Support Vector Machines vs. Deep Neural Networks – from a Math POV

While some geeks like to compare SVM with DNN for their use cases and optimal tasks, people rarely differentiate these two from a mathematical point of view. This post is to document the comparable aspects of these two classes of algorithms I have learned in the past 12 months and keep it for future reference.  

Linear Algebra and Statistics are two fundamental branches of modern Mathematics. Both are critical to the success of Machine Learning algorithms in recent years, even though some Mathematicians tend to dismiss Statistics as “not real math” (the same group may also consider Linear Algebra and Differential Equation as “not real math” ).

The objective of SVMs is to find the optimal hyperplane that separates data points of different classes. Linear algebra operations are used to find the hyperplane with the maximum margin.  Data points are represented as vectors that can perform operations such as addition, subtraction, and scalar multiplication. More advanced operations required in SVMs include: 

  • Dot Products: Calculating the distance and relationships between data points in a high-dimensional feature space.  
  • Linear Transformations: Using kernel functions (though they can be non-linear, the underlying computation often involves transforming data into a higher-dimensional linear space).  
  • Matrix Operations: Solving optimisation problems that can be formulated using matrices (e.g., finding the Lagrange multipliers).

Statistical learning theory provides a theoretical framework for SVMs in terms of minimising training error and generalisation error. For instance,  Vapnik-Chervonenkis (VC) dimension is an important concept used to predict a probabilistic upper bound on the test error of a classification model. If the test error is much higher than the training error then the trained model is considered overfitted. Such a statistically motivated technique is to improve generalisation and prevent overfitting.  Moreover, it is common to believe that a larger margin will lead to better performance on data that is unseen to the trained models in production.

  • Regularisation: The “C” parameter in SVM is used to control the tradeoff between maximisation of the margin and minimisation of the training error which in turns helps preventing overfitting. 
  • Probabilistic Output: Although the default SVM output is a class label, fitting a separate statistical model to the SVM’s decision function scores can produce probabilistic output. 

Each layer of a DNN is essentially built upon linear algebra operations. Input data (vectors or tensors) is multiplied by weight matrices at every layer with bias vectors added to the results of matrix multiplications. 

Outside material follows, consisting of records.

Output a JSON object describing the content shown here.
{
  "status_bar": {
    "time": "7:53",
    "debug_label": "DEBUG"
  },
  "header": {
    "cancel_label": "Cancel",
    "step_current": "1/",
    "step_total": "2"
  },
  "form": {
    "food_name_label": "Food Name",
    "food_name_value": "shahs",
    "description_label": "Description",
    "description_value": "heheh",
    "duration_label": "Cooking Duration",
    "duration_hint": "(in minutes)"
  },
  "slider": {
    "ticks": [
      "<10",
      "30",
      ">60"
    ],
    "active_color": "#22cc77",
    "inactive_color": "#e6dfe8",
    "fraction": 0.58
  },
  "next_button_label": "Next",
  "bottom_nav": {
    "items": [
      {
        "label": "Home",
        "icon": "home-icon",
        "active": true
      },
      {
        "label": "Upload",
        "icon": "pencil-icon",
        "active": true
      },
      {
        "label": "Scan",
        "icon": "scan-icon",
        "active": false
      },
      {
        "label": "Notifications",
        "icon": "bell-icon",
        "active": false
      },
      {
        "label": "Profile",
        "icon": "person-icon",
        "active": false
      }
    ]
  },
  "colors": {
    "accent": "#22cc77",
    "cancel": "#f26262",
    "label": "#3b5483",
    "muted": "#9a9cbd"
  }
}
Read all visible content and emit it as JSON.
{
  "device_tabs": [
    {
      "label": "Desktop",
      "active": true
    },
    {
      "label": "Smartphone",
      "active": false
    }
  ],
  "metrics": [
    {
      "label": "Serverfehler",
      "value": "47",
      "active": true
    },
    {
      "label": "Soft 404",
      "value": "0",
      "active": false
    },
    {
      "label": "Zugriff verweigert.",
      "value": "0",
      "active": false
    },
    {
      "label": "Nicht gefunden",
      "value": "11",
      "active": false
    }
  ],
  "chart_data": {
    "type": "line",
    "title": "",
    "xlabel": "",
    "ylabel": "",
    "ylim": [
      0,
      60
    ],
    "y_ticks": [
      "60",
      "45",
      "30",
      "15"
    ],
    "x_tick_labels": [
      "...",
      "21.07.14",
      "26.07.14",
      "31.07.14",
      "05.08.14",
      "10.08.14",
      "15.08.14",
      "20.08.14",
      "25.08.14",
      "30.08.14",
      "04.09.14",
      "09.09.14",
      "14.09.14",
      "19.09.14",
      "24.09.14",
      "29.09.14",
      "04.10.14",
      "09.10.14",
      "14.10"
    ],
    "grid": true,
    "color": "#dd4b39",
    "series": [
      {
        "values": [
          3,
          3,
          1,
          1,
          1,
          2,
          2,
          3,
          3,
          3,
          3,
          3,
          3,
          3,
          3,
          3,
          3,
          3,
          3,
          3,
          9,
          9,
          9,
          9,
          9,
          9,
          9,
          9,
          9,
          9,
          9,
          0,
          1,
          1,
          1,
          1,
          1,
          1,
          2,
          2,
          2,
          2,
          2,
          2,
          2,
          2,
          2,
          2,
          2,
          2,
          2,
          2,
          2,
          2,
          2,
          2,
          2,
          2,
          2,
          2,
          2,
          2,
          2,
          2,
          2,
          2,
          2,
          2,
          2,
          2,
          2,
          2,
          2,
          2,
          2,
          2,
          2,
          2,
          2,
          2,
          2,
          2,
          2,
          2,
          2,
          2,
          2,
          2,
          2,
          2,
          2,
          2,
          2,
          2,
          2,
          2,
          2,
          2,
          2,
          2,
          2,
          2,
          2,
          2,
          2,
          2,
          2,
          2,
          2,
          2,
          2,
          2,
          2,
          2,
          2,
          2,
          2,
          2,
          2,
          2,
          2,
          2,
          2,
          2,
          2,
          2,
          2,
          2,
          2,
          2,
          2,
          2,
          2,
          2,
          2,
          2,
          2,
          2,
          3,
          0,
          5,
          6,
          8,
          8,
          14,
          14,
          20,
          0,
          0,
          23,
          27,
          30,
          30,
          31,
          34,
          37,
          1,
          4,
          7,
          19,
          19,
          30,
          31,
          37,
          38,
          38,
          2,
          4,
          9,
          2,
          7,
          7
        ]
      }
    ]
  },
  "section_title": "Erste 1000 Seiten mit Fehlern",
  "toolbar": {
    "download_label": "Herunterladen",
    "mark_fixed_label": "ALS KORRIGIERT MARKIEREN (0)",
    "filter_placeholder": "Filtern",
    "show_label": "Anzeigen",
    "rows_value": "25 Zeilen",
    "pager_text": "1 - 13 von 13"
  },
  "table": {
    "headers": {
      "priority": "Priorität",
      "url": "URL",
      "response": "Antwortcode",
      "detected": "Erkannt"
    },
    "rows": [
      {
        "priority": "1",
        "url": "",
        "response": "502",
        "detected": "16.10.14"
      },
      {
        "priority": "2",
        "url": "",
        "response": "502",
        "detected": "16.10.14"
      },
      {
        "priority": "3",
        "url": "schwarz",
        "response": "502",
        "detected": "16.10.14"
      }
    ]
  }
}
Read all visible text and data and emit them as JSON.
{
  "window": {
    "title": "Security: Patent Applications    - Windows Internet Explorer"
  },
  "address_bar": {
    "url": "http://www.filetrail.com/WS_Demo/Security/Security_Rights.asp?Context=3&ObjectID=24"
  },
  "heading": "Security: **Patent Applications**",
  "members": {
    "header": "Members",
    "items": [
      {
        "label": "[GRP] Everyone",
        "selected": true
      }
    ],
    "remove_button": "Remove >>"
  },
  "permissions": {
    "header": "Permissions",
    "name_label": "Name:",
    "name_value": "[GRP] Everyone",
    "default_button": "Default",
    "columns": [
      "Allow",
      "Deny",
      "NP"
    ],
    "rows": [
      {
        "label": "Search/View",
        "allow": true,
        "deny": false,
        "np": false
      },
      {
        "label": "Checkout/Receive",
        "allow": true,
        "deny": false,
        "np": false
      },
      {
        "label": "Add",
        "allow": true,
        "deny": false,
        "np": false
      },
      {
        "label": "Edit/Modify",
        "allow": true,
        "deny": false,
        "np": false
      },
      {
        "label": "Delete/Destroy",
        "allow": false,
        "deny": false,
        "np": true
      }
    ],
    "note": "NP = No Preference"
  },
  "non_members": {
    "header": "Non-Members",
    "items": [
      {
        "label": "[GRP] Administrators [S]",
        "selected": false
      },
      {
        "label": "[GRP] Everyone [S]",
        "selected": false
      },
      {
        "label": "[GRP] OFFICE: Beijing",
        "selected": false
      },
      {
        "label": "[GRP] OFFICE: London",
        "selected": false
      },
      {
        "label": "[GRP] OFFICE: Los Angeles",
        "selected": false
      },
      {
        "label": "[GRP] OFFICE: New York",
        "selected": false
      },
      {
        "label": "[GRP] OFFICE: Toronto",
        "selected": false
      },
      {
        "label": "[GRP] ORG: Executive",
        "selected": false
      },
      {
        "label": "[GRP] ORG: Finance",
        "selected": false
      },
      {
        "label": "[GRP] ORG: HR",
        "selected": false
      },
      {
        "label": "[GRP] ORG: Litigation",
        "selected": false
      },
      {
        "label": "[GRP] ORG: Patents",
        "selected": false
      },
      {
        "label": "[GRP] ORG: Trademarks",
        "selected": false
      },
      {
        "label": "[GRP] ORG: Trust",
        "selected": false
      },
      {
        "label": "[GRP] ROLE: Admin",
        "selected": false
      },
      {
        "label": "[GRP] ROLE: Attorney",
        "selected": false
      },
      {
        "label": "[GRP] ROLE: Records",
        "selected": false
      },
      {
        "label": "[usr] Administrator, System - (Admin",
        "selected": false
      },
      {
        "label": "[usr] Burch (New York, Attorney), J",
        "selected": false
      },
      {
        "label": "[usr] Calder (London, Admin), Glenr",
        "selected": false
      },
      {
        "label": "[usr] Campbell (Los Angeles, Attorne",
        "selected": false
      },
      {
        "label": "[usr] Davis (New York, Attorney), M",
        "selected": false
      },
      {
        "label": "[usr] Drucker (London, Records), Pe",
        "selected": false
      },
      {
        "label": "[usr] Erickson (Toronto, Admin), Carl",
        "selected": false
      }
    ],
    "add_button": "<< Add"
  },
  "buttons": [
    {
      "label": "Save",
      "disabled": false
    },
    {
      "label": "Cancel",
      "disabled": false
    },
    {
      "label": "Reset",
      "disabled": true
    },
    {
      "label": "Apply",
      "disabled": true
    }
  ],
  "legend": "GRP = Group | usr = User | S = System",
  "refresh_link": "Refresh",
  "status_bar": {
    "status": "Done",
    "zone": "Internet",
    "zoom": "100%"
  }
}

  • Tensor Operations: Operations on multi-dimensional arrays are critical to more complex architectures such as convolutional or recurrent neural nets.  
  • Gradient Calculation: The famous backpropagation algorithm relies heavily on the chain rule of calculus applied to matrix operations to calculate gradients of the loss function in relation to the weights. 

DNNs are highly complex non-linear statistical models built for learning intricate patterns from large amount of data. Minimising the loss function (statistical in nature, e.g. cross-entropy, MSE) is a vital part of training DNNs involving quantification of the difference between predictions and the true labels. 

  • Optimisation Algorithms: Due to its statistical properties and the benefits of approximation (reduced batch size to compute), Stochastic Gradient Descent (SGD) and its variations are extensively used in DNN training models on very large datasets. SGD provides a computationally cheaper approach to iteratively update the weights based on gradient calculated during back propagation. 
  • Regularisation Techniques: Statistical overfitting is also a significant problem to DNNs. Dropout, Weight decay (L1 and L2 regularisation) and batch normalisation are common techniques to mitigate. 
  • Probabilistic Interpretation: The output of the final layer of a DNN, when performing classification tasks, is often passed through a softmax function to provide a probability distribution over the classes. 

Key Differences in the Application of Linear Algebra and Statistics:

Feature Support Vector Machines (SVMs) Deep Learning Neural Networks (DNNs)
Linear Algebra Central to finding the optimal separating hyperplane, kernel trick. Fundamental building block at each layer (matrix multiplications, etc.), crucial for backpropagation.
Focus Finding a single optimal linear boundary (potentially in higher dimensions). Learning hierarchical representations through multiple layers of linear transformations.
Statistics Rooted in statistical learning theory, margin maximisation, regularisation. Statistical modeling, loss function minimisation, optimisation algorithms, regularisation.
Interpretability Can be more interpretable (especially linear SVMs) in terms of the separating hyperplane and support vectors. Often considered “black boxes” with limited interpretability of individual weights.
Complexity Generally less complex in terms of the number of parameters. Can have millions or even billions of parameters.
Data Scale Performs well on smaller to medium-sized datasets. Excels on large datasets where it can learn complex patterns.

In a nutshell, while both SVMs and DNNs leverage linear algebra for their core computations, DNNs utilise linear algebra operations more extensively to as building blocks to their layered & hierarchical architecture.

Both SVMs and DNNs are grounded in statistical principles, but SVMs have stronger ties to statistical learning theory for generalisation guarantees, while DNNs rely more on empirical risk minimisation and various regularisation techniques to manage the behaviours of their models.